E o faz ao mesmo tempo em que os entes tributantes no Brasil, ainda em 2021, tratam o provimento de acesso à internet como um serviço de comunicação tributado pelo ICMS, na maior parte dos Estados, à alíquota de 25%.
De outro lado, a fixação de alíquota zero de IPI para produtos como armas de fogo e a redução substancial deste mesmo imposto para jogos de videogame ou jet skis, não se poderia deixar de levar em consideração o critério da essencialidade constitucional.
Significa dizer que, quanto maior a vinculação instrumental do bem ou serviço à satisfação de direitos fundamentais (alimentação, moradia, tratamento médico, vestuário) das classes mais numerosas da população, menores devem ser as alíquotas que sobre eles deve incidir.
O que a legislação e os governos fazem, todavia, distancia-se da essencialidade tributária na acepção consagrada constitucionalmente.

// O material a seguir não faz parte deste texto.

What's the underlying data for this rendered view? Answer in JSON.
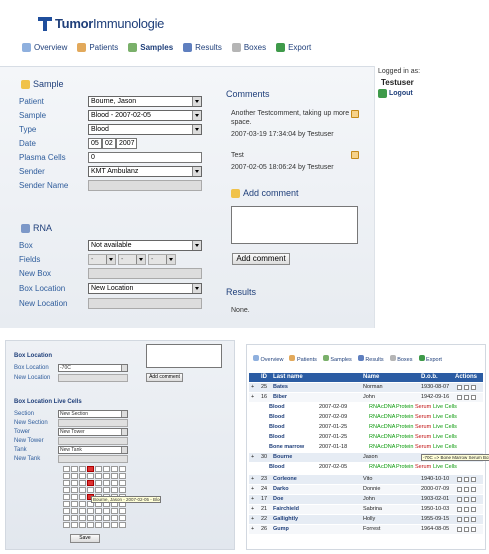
{
  "brand": {
    "name_bold": "Tumor",
    "name_light": "Immunologie"
  },
  "nav": [
    {
      "label": "Overview",
      "icon": "overview-icon",
      "active": false
    },
    {
      "label": "Patients",
      "icon": "patients-icon",
      "active": false
    },
    {
      "label": "Samples",
      "icon": "samples-icon",
      "active": true
    },
    {
      "label": "Results",
      "icon": "results-icon",
      "active": false
    },
    {
      "label": "Boxes",
      "icon": "boxes-icon",
      "active": false
    },
    {
      "label": "Export",
      "icon": "export-icon",
      "active": false
    }
  ],
  "sample": {
    "title": "Sample",
    "patient_label": "Patient",
    "patient_value": "Bourne, Jason",
    "sample_label": "Sample",
    "sample_value": "Blood - 2007-02-05",
    "type_label": "Type",
    "type_value": "Blood",
    "date_label": "Date",
    "date_day": "05",
    "date_month": "02",
    "date_year": "2007",
    "plasma_label": "Plasma Cells",
    "plasma_value": "0",
    "sender_label": "Sender",
    "sender_value": "KMT Ambulanz",
    "sender_name_label": "Sender Name",
    "sender_name_value": ""
  },
  "rna": {
    "title": "RNA",
    "box_label": "Box",
    "box_value": "Not available",
    "fields_label": "Fields",
    "new_box_label": "New Box",
    "box_location_label": "Box Location",
    "box_location_value": "New Location",
    "new_location_label": "New Location"
  },
  "comments": {
    "title": "Comments",
    "items": [
      {
        "text": "Another Testcomment, taking up more space.",
        "meta": "2007-03-19 17:34:04 by Testuser"
      },
      {
        "text": "Test",
        "meta": "2007-02-05 18:06:24 by Testuser"
      }
    ],
    "add_title": "Add comment",
    "add_button": "Add comment"
  },
  "results": {
    "title": "Results",
    "value": "None."
  },
  "user": {
    "logged_in_label": "Logged in as:",
    "name": "Testuser",
    "logout": "Logout"
  },
  "bottom_left": {
    "box_location_title": "Box Location",
    "box_location_label": "Box Location",
    "box_location_value": "-70C",
    "new_location_label": "New Location",
    "add_comment_button": "Add comment",
    "live_cells_title": "Box Location Live Cells",
    "section_label": "Section",
    "section_value": "New Section",
    "new_section_label": "New Section",
    "tower_label": "Tower",
    "tower_value": "New Tower",
    "new_tower_label": "New Tower",
    "tank_label": "Tank",
    "tank_value": "New Tank",
    "new_tank_label": "New Tank",
    "tooltip": "Bourne, Jason - 2007-02-05 - Blood/Serum",
    "save_button": "Save"
  },
  "bottom_right": {
    "nav": [
      "Overview",
      "Patients",
      "Samples",
      "Results",
      "Boxes",
      "Export"
    ],
    "headers": [
      "ID",
      "Last name",
      "Name",
      "D.o.b.",
      "Actions"
    ],
    "patients": [
      {
        "id": "25",
        "last": "Bates",
        "first": "Norman",
        "dob": "1930-08-07"
      },
      {
        "id": "16",
        "last": "Biber",
        "first": "John",
        "dob": "1942-09-16"
      }
    ],
    "samples_biber": [
      {
        "type": "Blood",
        "date": "2007-02-09"
      },
      {
        "type": "Blood",
        "date": "2007-02-09"
      },
      {
        "type": "Blood",
        "date": "2007-01-25"
      },
      {
        "type": "Blood",
        "date": "2007-01-25"
      },
      {
        "type": "Bone marrow",
        "date": "2007-01-18"
      }
    ],
    "sample_tags": [
      "RNA",
      "cDNA",
      "Protein",
      "Serum",
      "Live Cells"
    ],
    "bourne": {
      "id": "30",
      "last": "Bourne",
      "first": "Jason",
      "tooltip": "-70C => Bone Marrow Serum Box"
    },
    "sample_bourne": {
      "type": "Blood",
      "date": "2007-02-05"
    },
    "more_patients": [
      {
        "id": "23",
        "last": "Corleone",
        "first": "Vito",
        "dob": "1940-10-10"
      },
      {
        "id": "24",
        "last": "Darko",
        "first": "Donnie",
        "dob": "2000-07-09"
      },
      {
        "id": "17",
        "last": "Doe",
        "first": "John",
        "dob": "1903-02-01"
      },
      {
        "id": "21",
        "last": "Fairchield",
        "first": "Sabrina",
        "dob": "1950-10-03"
      },
      {
        "id": "22",
        "last": "Gallightly",
        "first": "Holly",
        "dob": "1955-09-15"
      },
      {
        "id": "26",
        "last": "Gump",
        "first": "Forrest",
        "dob": "1964-08-05"
      }
    ]
  },
  "colors": {
    "brand": "#1f3f7a",
    "label": "#2f5d9c",
    "table_header": "#2b5ca3",
    "tag_green": "#0a9a0a",
    "tag_red": "#c01010"
  }
}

Por vezes, reputam essencial o que viabiliza uma maior arrecadação, o que atrai mais votos ou o que atende a grupos específicos de interesse.
É o engodo da essencialidade.
De forma pioneira, o STF interferiu nos critérios de essencialidade tributária por ocasião do julgamento do RE nº 714.139/SC, reduzindo alíquotas de ICMS sobre energia elétrica e telecomunicação, sinalizando que outros controles da mesma natureza poderão ocorrer.
É fundamental a vigilância, reafirmando que o essencial é o que atende a valores constitucionais bem identificados, sob pena de declaração de inconstitucionalidade da respectiva norma.
Valor Econômico – Por Eduardo Salusse, 07/01/2022.